Model quantization is what makes running large language models on consumer hardware possible, and the format you choose affects quality, speed, memory usage, and which tools you can use. GGUF, GPTQ, AWQ, and EXL2 are the four dominant quantization formats in the local LLM ecosystem as of 2026, each optimized for different hardware and use cases. This comparison provides the data-driven analysis you need to pick the right format for your models, hardware, and inference stack.
Quick Comparison
| Feature | GGUF | GPTQ | AWQ | EXL2 |
|---|---|---|---|---|
| Full name | GPT-Generated Unified Format | GPT-Quantization | Activation-aware Weight Quantization | ExLlamaV2 format |
| Developer | Georgi Gerganov (llama.cpp) | IST Austria + community | MIT Han Lab | turboderp |
| Quantization type | Post-training (weight-only) | Post-training (weight-only) | Post-training (weight-only) | Post-training (mixed precision) |
| Bit widths | 2, 3, 4, 5, 6, 8-bit + IQ | 2, 3, 4, 8-bit | 4-bit (primarily) | Flexible (2-8 bit, per-layer) |
| CPU inference | Excellent (SIMD optimized) | No (GPU only) | No (GPU only) | No (GPU only) |
| NVIDIA GPU | Yes (CUDA offloading) | Yes (CUDA kernels) | Yes (CUDA kernels) | Yes (custom CUDA kernels) |
| AMD GPU | Yes (ROCm, Vulkan) | Limited | Limited | No |
| Apple Silicon | Yes (Metal) | No | No | No |
| Hybrid CPU+GPU | Yes (layer offloading) | No | No | No |
| Primary engine | llama.cpp, Ollama | AutoGPTQ, vLLM, TGI | AutoAWQ, vLLM, TGI | ExLlamaV2 |
| Calibration data | Optional (imatrix) | Required | Required | Required |
| Self-contained | Yes (weights + metadata) | Separate config needed | Separate config needed | Separate config needed |
| File structure | Single .gguf file | Model directory (safetensors) | Model directory (safetensors) | Model directory |
| HF availability | Thousands of models | Thousands of models | Thousands of models | Hundreds of models |
Quality / Size / Speed Comparison
The following table compares Llama 3.1 8B across formats at approximately 4-bit quantization, measured on an NVIDIA RTX 4090. Perplexity is measured on WikiText-2 (lower is better). FP16 baseline perplexity for this model is ~6.2.

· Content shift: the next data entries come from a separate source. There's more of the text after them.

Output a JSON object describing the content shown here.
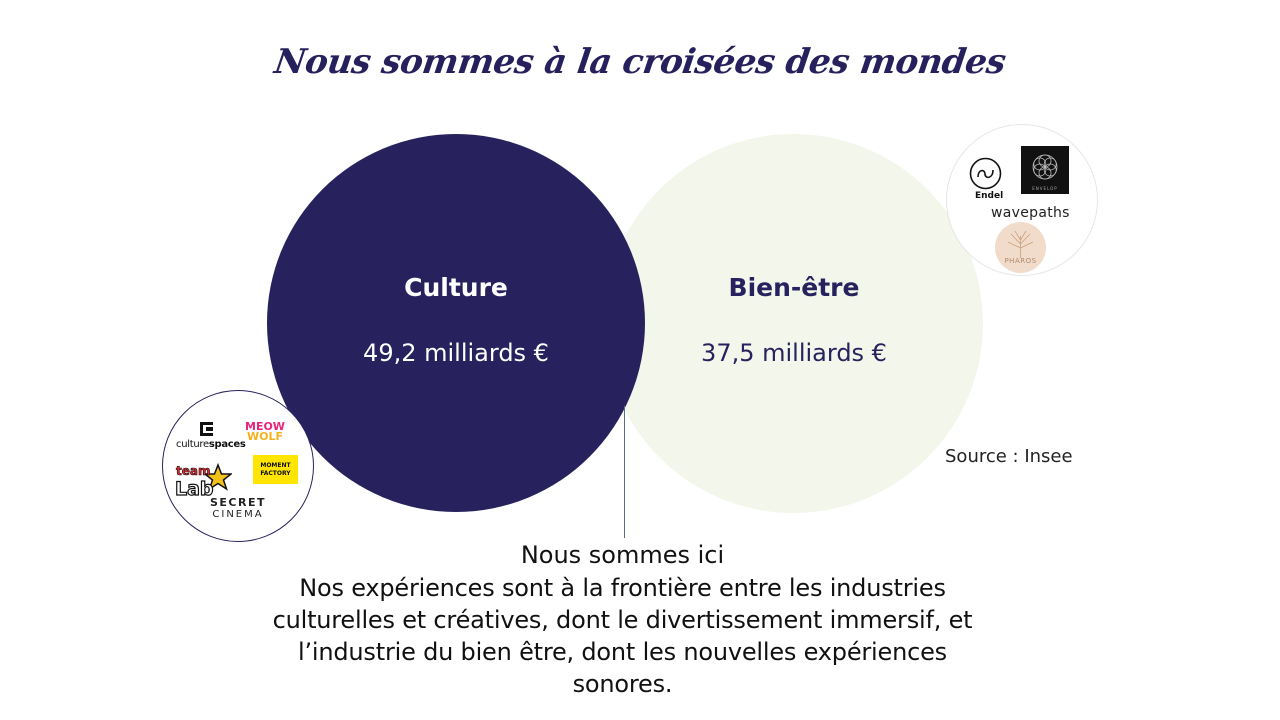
{
  "title": "Nous sommes à la croisées des mondes",
  "culture": {
    "label": "Culture",
    "value": "49,2 milliards €",
    "color": "#27225d"
  },
  "bien_etre": {
    "label": "Bien-être",
    "value": "37,5 milliards €",
    "color": "#f3f6ea"
  },
  "source": "Source : Insee",
  "caption": {
    "title": "Nous sommes ici",
    "body": "Nos expériences sont à la frontière entre les industries culturelles et créatives, dont le divertissement immersif, et l’industrie du bien être, dont les nouvelles expériences sonores."
  },
  "logos_culture": {
    "culturespaces_a": "culture",
    "culturespaces_b": "spaces",
    "meow_wolf_1": "MEOW",
    "meow_wolf_2": "WOLF",
    "teamlab_1": "team",
    "teamlab_2": "Lab",
    "moment_factory_1": "MOMENT",
    "moment_factory_2": "FACTORY",
    "secret_cinema_1": "SECRET",
    "secret_cinema_2": "CINEMA"
  },
  "logos_bien_etre": {
    "endel": "Endel",
    "envelop": "ENVELOP",
    "wavepaths": "wavepaths",
    "pharos": "PHAROS"
  },
  "icons": {
    "culturespaces": "culturespaces-logo-icon",
    "teamlab": "teamlab-star-icon",
    "endel": "endel-logo-icon",
    "envelop": "envelop-flower-icon",
    "pharos": "pharos-tree-icon"
  }
}
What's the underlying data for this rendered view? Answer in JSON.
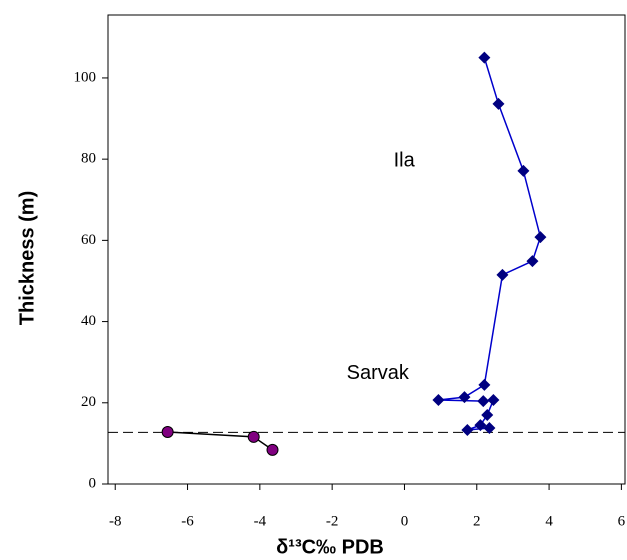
{
  "chart_data": {
    "type": "scatter",
    "xlabel": "δ¹³C‰ PDB",
    "ylabel": "Thickness (m)",
    "xlim": [
      -8.2,
      6.1
    ],
    "xticks": [
      -8,
      -6,
      -4,
      -2,
      0,
      2,
      4,
      6
    ],
    "ylim": [
      0,
      115.5
    ],
    "yticks": [
      0,
      20,
      40,
      60,
      80,
      100
    ],
    "series": [
      {
        "color": "#000080",
        "line_color": "#0000cc",
        "marker": "diamond",
        "x": [
          2.21,
          2.6,
          3.29,
          3.76,
          3.54,
          2.71,
          2.21,
          1.66,
          0.94,
          2.18,
          2.46,
          2.29,
          2.1,
          1.74,
          2.35
        ],
        "values": [
          105,
          93.6,
          77.1,
          60.8,
          54.9,
          51.5,
          24.4,
          21.4,
          20.7,
          20.4,
          20.7,
          17,
          14.5,
          13.3,
          13.8
        ]
      },
      {
        "color": "#800080",
        "line_color": "#000000",
        "marker": "circle",
        "x": [
          -6.55,
          -4.17,
          -3.65
        ],
        "values": [
          12.8,
          11.6,
          8.4
        ]
      }
    ],
    "hlines": [
      {
        "y": 12.7,
        "style": "dashed"
      }
    ],
    "annotations": [
      {
        "text": "Ila",
        "x": -0.3,
        "y": 79.5
      },
      {
        "text": "Sarvak",
        "x": -1.6,
        "y": 27.2
      }
    ]
  }
}
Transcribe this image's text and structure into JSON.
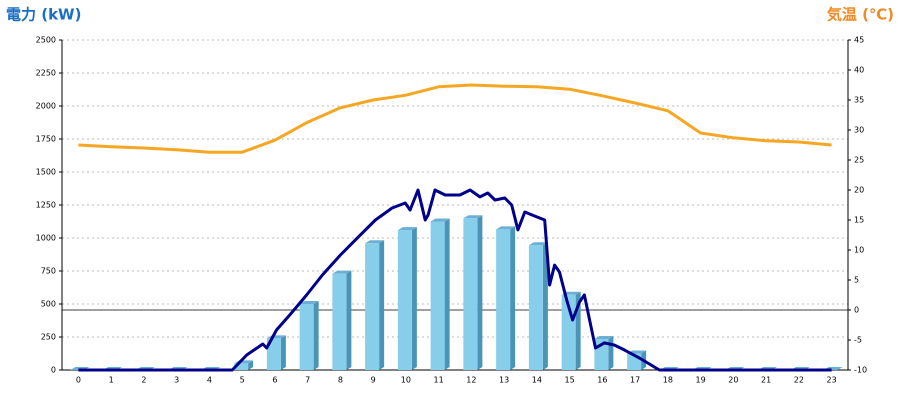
{
  "chart_data": {
    "type": "bar",
    "y_axis_label": "電力 (kW)",
    "y2_axis_label": "気温 (℃)",
    "categories": [
      "0",
      "1",
      "2",
      "3",
      "4",
      "5",
      "6",
      "7",
      "8",
      "9",
      "10",
      "11",
      "12",
      "13",
      "14",
      "15",
      "16",
      "17",
      "18",
      "19",
      "20",
      "21",
      "22",
      "23"
    ],
    "ylim": [
      0,
      2500
    ],
    "yticks": [
      0,
      250,
      500,
      750,
      1000,
      1250,
      1500,
      1750,
      2000,
      2250,
      2500
    ],
    "y2lim": [
      -10,
      45
    ],
    "y2ticks": [
      -10,
      -5,
      0,
      5,
      10,
      15,
      20,
      25,
      30,
      35,
      40,
      45
    ],
    "grid": true,
    "series": [
      {
        "type": "bar",
        "color": "#87ceeb",
        "values": [
          0,
          0,
          0,
          0,
          0,
          50,
          240,
          500,
          730,
          960,
          1060,
          1125,
          1150,
          1065,
          945,
          570,
          235,
          125,
          0,
          0,
          0,
          0,
          0,
          0
        ]
      },
      {
        "type": "line",
        "color": "#00008b",
        "x": [
          0,
          4.7,
          5.14,
          5.63,
          5.75,
          6.05,
          6.48,
          6.97,
          7.45,
          8.0,
          8.55,
          9.07,
          9.58,
          9.98,
          10.13,
          10.37,
          10.59,
          10.68,
          10.89,
          11.2,
          11.65,
          11.96,
          12.26,
          12.5,
          12.72,
          13.02,
          13.23,
          13.42,
          13.63,
          13.93,
          14.24,
          14.39,
          14.54,
          14.69,
          14.91,
          15.09,
          15.3,
          15.45,
          15.61,
          15.79,
          16.06,
          16.37,
          16.67,
          17.13,
          17.74,
          23
        ],
        "values": [
          0,
          0,
          114,
          197,
          167,
          303,
          424,
          568,
          720,
          871,
          1008,
          1136,
          1227,
          1265,
          1212,
          1364,
          1136,
          1174,
          1364,
          1326,
          1326,
          1364,
          1311,
          1341,
          1288,
          1303,
          1250,
          1061,
          1197,
          1167,
          1136,
          644,
          795,
          742,
          530,
          379,
          515,
          568,
          379,
          167,
          205,
          189,
          152,
          91,
          0,
          0
        ]
      },
      {
        "type": "line",
        "axis": "y2",
        "color": "#f5a623",
        "values": [
          27.5,
          27.2,
          27.0,
          26.7,
          26.3,
          26.3,
          28.3,
          31.3,
          33.7,
          35.0,
          35.8,
          37.2,
          37.5,
          37.3,
          37.2,
          36.8,
          35.7,
          34.5,
          33.2,
          29.5,
          28.7,
          28.2,
          28.0,
          27.5
        ]
      }
    ]
  }
}
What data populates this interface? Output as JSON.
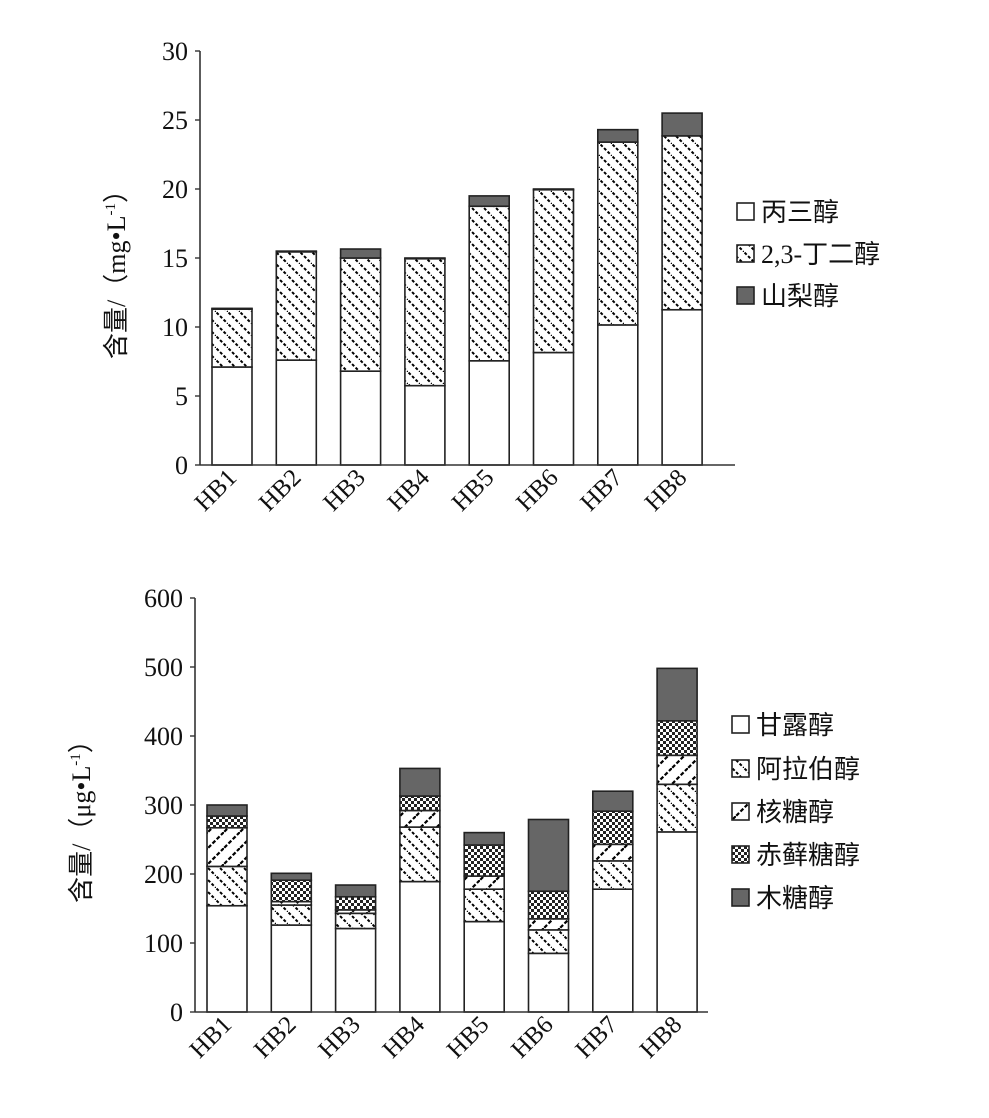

| Format & Quant | Size (GB) | Perplexity | Generation (tok/s) | Prompt (tok/s) | VRAM (GB) |
|---|---|---|---|---|---|
| FP16 (baseline) | 16.0 | 6.20 | ~75 | ~2,800 | 16.5 |
| GGUF Q4_K_M | 4.9 | 6.38 | ~110 | ~3,200 | 5.8 |
| GGUF Q4_K_S | 4.6 | 6.42 | ~115 | ~3,300 | 5.5 |
| GGUF IQ4_XS | 4.3 | 6.35 | ~105 | ~3,000 | 5.2 |
| GPTQ 4-bit 128g | 4.5 | 6.40 | ~120 | ~3,500 | 5.5 |
| GPTQ 4-bit 32g | 5.0 | 6.32 | ~105 | ~3,200 | 6.0 |
| AWQ 4-bit 128g | 4.5 | 6.36 | ~125 | ~3,800 | 5.4 |
| EXL2 4.0 bpw | 4.2 | 6.33 | ~150 | ~4,000 | 5.3 |
| EXL2 3.5 bpw | 3.7 | 6.55 | ~160 | ~4,200 | 4.8 |
| EXL2 5.0 bpw | 5.2 | 6.26 | ~135 | ~3,600 | 6.2 |
| GGUF Q5_K_M | 5.7 | 6.28 | ~100 | ~2,900 | 6.6 |
| GGUF Q6_K | 6.6 | 6.23 | ~90 | ~2,600 | 7.4 |
| GGUF Q8_0 | 8.5 | 6.21 | ~80 | ~2,200 | 9.3 |
Key observations:
- EXL2 leads in speed on NVIDIA GPUs due to turboderp’s custom CUDA kernels optimized specifically for mixed-precision inference
- AWQ is the fastest among standard formats because its activation-aware approach enables more efficient GPU kernels
- GGUF offers the most size/quality options ranging from Q2 (aggressive compression) through Q8 (near-lossless)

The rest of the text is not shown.